Hubert Lewis (1825–1884) was a British barrister and jurist, now known for his historical work The Ancient Laws of Wales published in 1889.

==Early life==
Born on 23 March 1825, he was the second son of Walter Clapham Lewis of Upper Norland House, Kensington. He was educated privately, and in December 1844, entered Emmanuel College, Cambridge, where he obtained a scholarship, and graduated B.A. in 1848. His father's will of 1865 gives his residence as Ripon.

==Career==
Lewis entered the Middle Temple in May 1851, and was called to the bar in 1854. He practised conveyancing and equity law, first at Bradford, where he went the northern circuit and attended the West Riding sessions, and subsequently in London.

==Death==
Lewis died unmarried on 6 March 1884 at Margate, and was buried in the cemetery there.

==Works==
The Ancient Laws of Wales, 1889, was published posthumously under the editorship of John Edward Lloyd. This labour of love was intended to show that the English constitution and law of real property were largely based on early British institutions. Lewis argued from material found in the Laws of Hywel Dda and The Record of Caernarvon (i.e. Harleian Manuscripts 696), the evidence of place-names, and questionable etymological reasoning. Thomas Jones Pierce wrote in the Dictionary of Welsh Biography that "The value of this work as a pioneer study in Welsh jurisprudence - and particularly as an attempt at a comparative study of institutions - has never been adequately appreciated."

Huw Pryce wrote:

This editorial work compelled Lloyd to immerse himself in Welsh law: as he later recalled, 'I gave a great deal of time to it when I was at Aberystwyth and found that it had endless ramifications'.

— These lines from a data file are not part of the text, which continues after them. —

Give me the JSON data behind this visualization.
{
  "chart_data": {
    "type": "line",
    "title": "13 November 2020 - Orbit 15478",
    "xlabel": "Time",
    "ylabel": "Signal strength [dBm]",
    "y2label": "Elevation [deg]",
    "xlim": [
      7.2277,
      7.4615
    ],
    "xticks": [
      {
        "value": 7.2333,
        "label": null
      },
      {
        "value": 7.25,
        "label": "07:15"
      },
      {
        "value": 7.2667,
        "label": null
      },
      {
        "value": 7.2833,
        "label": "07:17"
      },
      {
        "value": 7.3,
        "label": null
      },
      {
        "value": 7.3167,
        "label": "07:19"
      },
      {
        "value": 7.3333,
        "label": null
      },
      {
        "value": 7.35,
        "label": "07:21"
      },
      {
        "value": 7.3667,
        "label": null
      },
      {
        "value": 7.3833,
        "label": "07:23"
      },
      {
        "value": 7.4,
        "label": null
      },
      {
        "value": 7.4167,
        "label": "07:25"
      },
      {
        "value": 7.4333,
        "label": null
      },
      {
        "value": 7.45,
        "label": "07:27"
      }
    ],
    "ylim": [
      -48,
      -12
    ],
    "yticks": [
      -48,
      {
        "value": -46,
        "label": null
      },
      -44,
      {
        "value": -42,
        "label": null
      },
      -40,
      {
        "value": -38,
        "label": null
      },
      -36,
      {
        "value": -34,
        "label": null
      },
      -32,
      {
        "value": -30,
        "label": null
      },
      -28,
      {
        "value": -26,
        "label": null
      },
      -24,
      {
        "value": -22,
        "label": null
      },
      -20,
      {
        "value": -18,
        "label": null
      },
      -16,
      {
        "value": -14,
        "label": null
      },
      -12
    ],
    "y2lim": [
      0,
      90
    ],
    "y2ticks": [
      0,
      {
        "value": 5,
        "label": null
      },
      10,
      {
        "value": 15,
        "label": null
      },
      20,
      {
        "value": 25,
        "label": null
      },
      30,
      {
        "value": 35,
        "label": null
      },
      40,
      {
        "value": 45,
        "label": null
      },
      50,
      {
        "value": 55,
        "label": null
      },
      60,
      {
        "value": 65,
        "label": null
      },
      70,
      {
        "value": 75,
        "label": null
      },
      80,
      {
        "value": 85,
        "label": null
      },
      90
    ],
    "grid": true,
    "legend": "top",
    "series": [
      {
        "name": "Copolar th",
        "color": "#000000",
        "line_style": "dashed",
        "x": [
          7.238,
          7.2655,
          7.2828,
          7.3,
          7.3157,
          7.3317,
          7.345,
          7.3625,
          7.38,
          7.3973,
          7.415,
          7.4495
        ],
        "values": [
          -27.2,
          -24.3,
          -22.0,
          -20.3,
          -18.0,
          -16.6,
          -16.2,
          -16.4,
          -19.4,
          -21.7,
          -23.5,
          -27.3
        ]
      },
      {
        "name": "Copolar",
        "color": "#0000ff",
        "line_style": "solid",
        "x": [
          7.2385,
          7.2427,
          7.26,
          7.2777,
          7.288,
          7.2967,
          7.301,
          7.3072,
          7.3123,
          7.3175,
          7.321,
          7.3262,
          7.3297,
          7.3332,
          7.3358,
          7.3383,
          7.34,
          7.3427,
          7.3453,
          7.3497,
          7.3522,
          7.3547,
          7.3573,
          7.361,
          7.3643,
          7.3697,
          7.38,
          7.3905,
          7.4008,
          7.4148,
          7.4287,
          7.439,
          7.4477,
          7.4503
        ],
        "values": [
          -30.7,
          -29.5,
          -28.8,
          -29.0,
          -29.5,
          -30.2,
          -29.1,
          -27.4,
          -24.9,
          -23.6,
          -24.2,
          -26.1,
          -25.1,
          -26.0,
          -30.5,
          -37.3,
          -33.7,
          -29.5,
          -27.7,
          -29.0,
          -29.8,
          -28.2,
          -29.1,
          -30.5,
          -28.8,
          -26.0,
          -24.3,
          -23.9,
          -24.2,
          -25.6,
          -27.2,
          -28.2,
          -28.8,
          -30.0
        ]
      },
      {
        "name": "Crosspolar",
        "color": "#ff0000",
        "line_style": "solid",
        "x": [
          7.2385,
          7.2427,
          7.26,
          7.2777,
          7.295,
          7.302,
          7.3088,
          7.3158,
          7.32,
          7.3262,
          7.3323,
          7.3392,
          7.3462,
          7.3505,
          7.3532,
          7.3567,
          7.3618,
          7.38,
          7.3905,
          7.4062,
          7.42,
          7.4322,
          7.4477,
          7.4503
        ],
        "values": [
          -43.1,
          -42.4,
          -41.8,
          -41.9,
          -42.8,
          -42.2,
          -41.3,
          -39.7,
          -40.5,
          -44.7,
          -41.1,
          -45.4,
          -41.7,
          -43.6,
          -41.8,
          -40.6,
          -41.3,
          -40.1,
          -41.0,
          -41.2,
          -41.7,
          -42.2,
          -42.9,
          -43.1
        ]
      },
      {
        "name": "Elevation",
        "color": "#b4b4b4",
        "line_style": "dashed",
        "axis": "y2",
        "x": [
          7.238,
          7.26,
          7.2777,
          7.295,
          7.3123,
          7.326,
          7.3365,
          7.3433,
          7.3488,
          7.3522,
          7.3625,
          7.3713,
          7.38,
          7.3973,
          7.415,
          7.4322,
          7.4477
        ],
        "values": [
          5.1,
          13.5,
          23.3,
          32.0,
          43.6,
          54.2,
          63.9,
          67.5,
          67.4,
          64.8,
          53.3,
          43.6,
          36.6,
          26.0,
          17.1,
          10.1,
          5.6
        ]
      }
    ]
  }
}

Lloyd himself later dismissed Lewis's treatment

as largely worthless, which may explain why, c.1898, he started to write a book of his own [...]

Lewis was also the author of:

- Principles of Conveyancing, 1863.
- Principles of Equity Drafting, 1865

The sixth edition of George Goldsmith's The Doctrine and Practice of Equity', was almost entirely rewritten by Lewis in 1870. He left in manuscript works on "Local Nomenclature" and related topics.